Tien jaar lang is een alliantie rond de Congrespartij aan de macht geweest: de United Progressive Alliance (UPA). Haar eerste minister, de economist Manmohan Singh, begon als minister van financiën in 1991 met een voorzichtige liberalisering, nadat de eerste en derde premier, Jawaharlal Nehru en zin dochter Indira Gandhi, met hun socialistische bureaucratie een zeer ondernemingsvijandig klilaat geschapen hadden. India was tot een spreekwoordelijk synoniem voor armoede geworden. Singh kan zich dus, samen met toenmalig premier Narasimha Rao, op de borst kloppen omdat India toen uit dat dal is beginnen kruipen. De hoogbejaarde man komt nu niet meer op, de feitelijke kroonprins is Rahul Gandhi, zoon van premier Rajiv Gandhi zaliger. Officieel is hij echter geen kandidaat-premier om hem niet met de verwachte nederlaag te bezwaren.

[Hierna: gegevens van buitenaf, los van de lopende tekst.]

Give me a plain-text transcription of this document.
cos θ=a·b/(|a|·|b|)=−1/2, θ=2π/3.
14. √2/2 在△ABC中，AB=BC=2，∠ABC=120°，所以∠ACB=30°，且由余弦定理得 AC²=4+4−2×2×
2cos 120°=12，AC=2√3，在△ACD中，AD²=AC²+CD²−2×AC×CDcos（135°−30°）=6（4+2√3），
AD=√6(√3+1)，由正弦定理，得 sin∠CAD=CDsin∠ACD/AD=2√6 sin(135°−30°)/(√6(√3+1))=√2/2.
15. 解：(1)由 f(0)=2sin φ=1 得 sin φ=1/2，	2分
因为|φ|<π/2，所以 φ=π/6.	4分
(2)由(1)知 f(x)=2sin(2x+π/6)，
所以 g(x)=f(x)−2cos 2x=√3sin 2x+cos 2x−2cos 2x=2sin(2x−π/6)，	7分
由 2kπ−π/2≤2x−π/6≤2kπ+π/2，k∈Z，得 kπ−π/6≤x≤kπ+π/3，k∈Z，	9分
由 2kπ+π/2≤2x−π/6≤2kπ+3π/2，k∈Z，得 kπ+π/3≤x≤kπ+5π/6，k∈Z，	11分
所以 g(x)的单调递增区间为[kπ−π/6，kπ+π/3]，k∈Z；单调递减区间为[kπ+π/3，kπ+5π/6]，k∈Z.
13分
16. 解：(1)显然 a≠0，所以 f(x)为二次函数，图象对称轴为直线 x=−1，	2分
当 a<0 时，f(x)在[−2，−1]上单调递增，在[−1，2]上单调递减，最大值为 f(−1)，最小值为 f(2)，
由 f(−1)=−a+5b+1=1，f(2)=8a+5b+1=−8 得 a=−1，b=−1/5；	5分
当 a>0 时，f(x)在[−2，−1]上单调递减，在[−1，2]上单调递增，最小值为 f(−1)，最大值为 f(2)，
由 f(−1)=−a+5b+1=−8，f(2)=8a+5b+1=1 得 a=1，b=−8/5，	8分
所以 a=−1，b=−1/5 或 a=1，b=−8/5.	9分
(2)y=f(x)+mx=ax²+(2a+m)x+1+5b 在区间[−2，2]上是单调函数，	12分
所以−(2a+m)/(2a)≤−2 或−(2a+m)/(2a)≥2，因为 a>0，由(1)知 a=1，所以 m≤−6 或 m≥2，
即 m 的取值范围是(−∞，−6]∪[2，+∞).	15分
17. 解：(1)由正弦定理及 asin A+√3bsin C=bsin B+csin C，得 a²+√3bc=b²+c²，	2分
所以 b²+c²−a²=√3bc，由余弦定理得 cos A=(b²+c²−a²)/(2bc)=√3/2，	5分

Helaas is het met de economie de jongste jaren weer achteruit gegaan, of althans minder vooruit. De groeicijfers zijn naar Europese normen nog benijdenswaardig, maar toch minder dan de helft van tien jaar geleden, toen de UPA-regering aantrad. Voor een deel ligt dat aan de internationale conjunctuur, voor een deel aan het toch weer socialistische beleid, vooral uitgestippeld door Nobelprijswinnaar Amartya Sen en onze tot Indiër genaturaliseerde landgenoot Jean Drèze. Hun démarche was in zoverre begrijpelijk dat de neersijpeling van de rijkdom van de nieuwe middenklasse naar de armen te wensen overlaat. Een golf van zelfmoorden onder boeren die hun schulden niet meer konden betalen, vormt een kritisch tegengeluid tegen het beeld van India als forse groeier. Maar hun oplossing bleek niet dé oplossing.

Het hoogtepunt van economische groei bereikte India onder het bewind van de National Democratic Alliance (NDA) rond de hindoe-nationalistische BJP (Bhāratīya Janatā Pārṭi, “Indiase Volkspartij”) in 1998-2004, juist de tijd van de voor India zeer gunstige dotcom-revolutie. Verantwoordelijk was vooral de minister voor Privatisering van Overheidsbedrijven, Arun Shourie. De BJP dreef op een golf van economische voorspoed en begunstigde het binnenlandse en internationale bedrijfsleven.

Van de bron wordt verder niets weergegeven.